There's no tamper evident devices in the Mac computers. Once you turn off your Mac, there's no logging facility to detect anything by the virtue of it being off.

To draw a parallel comparison, how would you know that someone removed and reattached the transmission in your car after you parked it?

PCs, on the other hand have been using intrusion switches for many years (mostly in the enterprise), but this is just something that Apple hasn't implemented.

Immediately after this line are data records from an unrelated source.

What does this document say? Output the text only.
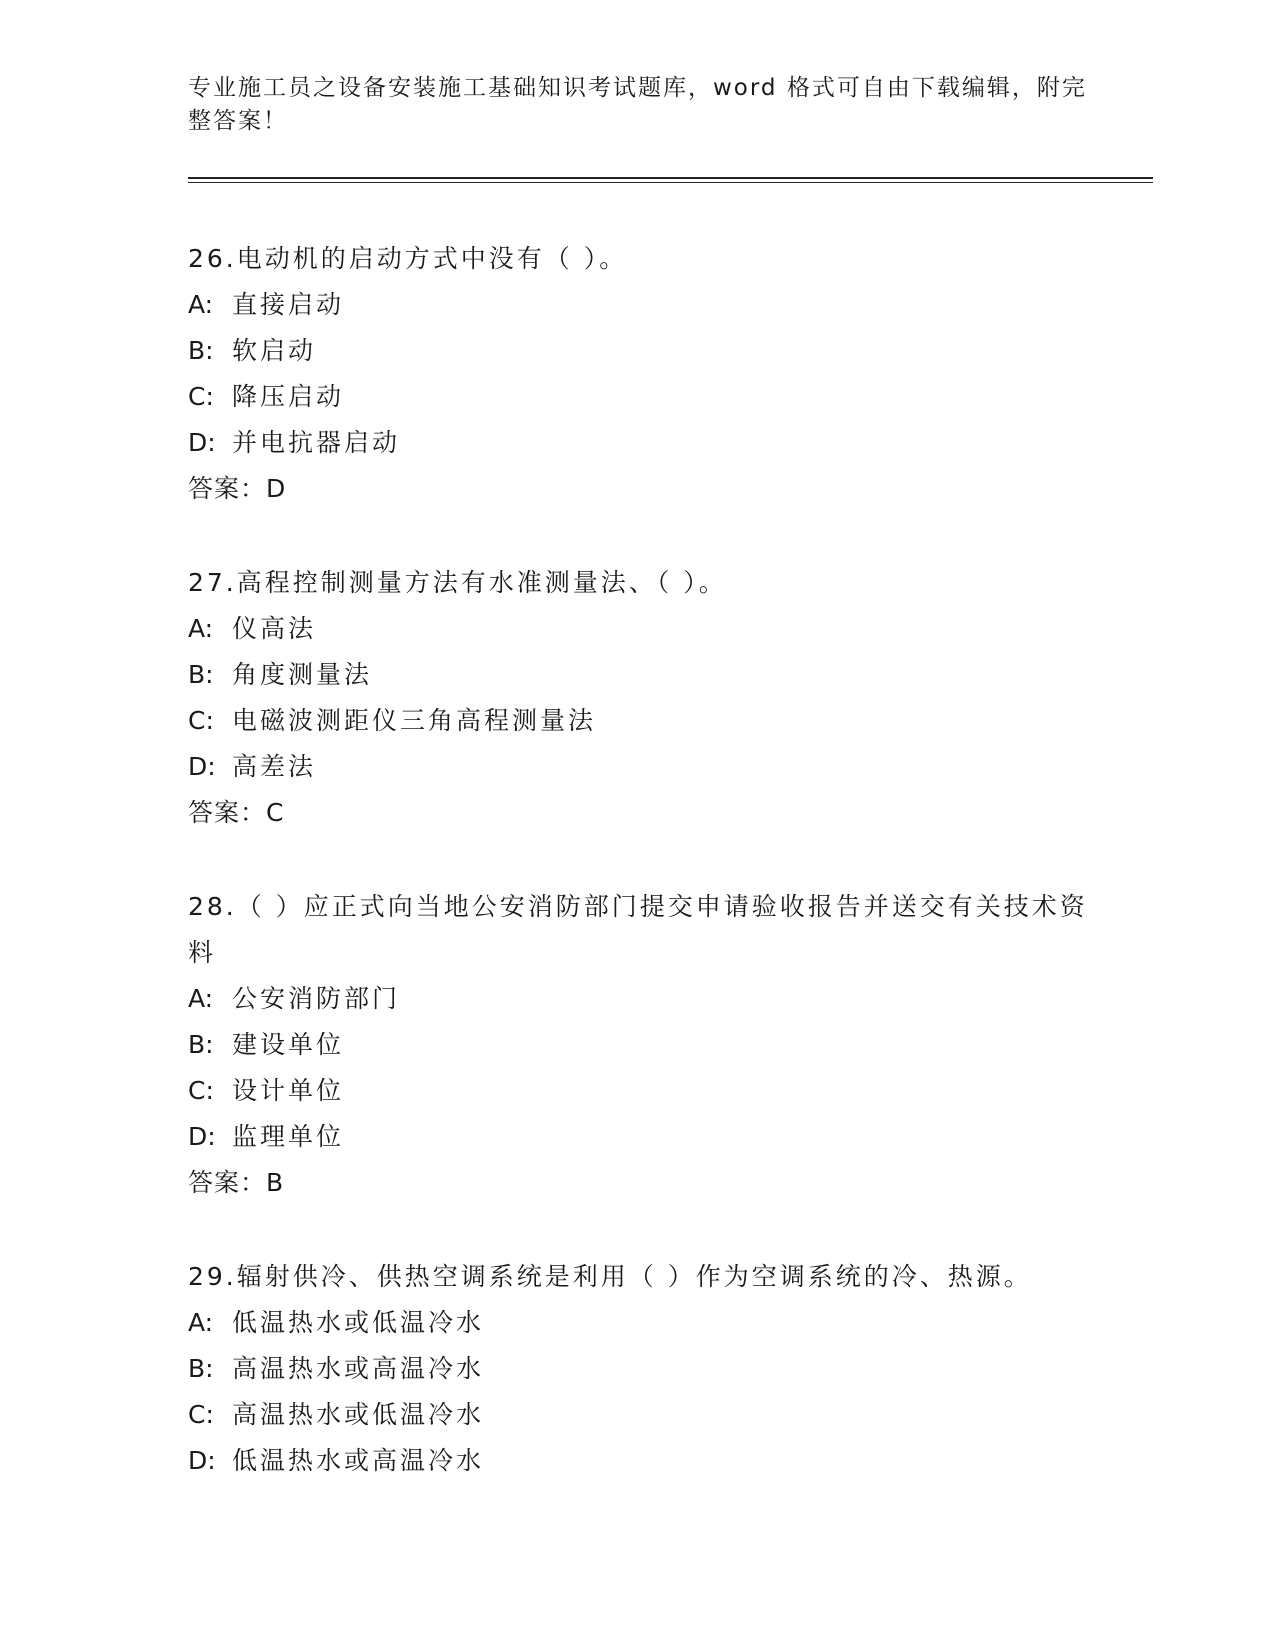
专业施工员之设备安装施工基础知识考试题库，word 格式可自由下载编辑，附完整答案！
26.电动机的启动方式中没有（ ）。
A: 直接启动
B: 软启动
C: 降压启动
D: 并电抗器启动
答案：D
27.高程控制测量方法有水准测量法、（ ）。
A: 仪高法
B: 角度测量法
C: 电磁波测距仪三角高程测量法
D: 高差法
答案：C
28.（ ）应正式向当地公安消防部门提交申请验收报告并送交有关技术资料
A: 公安消防部门
B: 建设单位
C: 设计单位
D: 监理单位
答案：B
29.辐射供冷、供热空调系统是利用（ ）作为空调系统的冷、热源。
A: 低温热水或低温冷水
B: 高温热水或高温冷水
C: 高温热水或低温冷水
D: 低温热水或高温冷水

You have three options for detecting/preventing tampering with your MacBook:

  • Take it with you. This is the most reliable option; people can't tamper with what they have no access to.
  • Turn on FileVault to protect your data. It's close to impossible to decrypt a drive that's been encrypted and this option will cover you if you lose it if you've "taken it with you."
  • Use video to see who's (if there is one) the culprit. Get a wireless camera to watch/record the area where your MacBook resides (I've used Arlo in my office to see who comes in and rifles through my desk)

Any/all of these will help protect you against malicious users.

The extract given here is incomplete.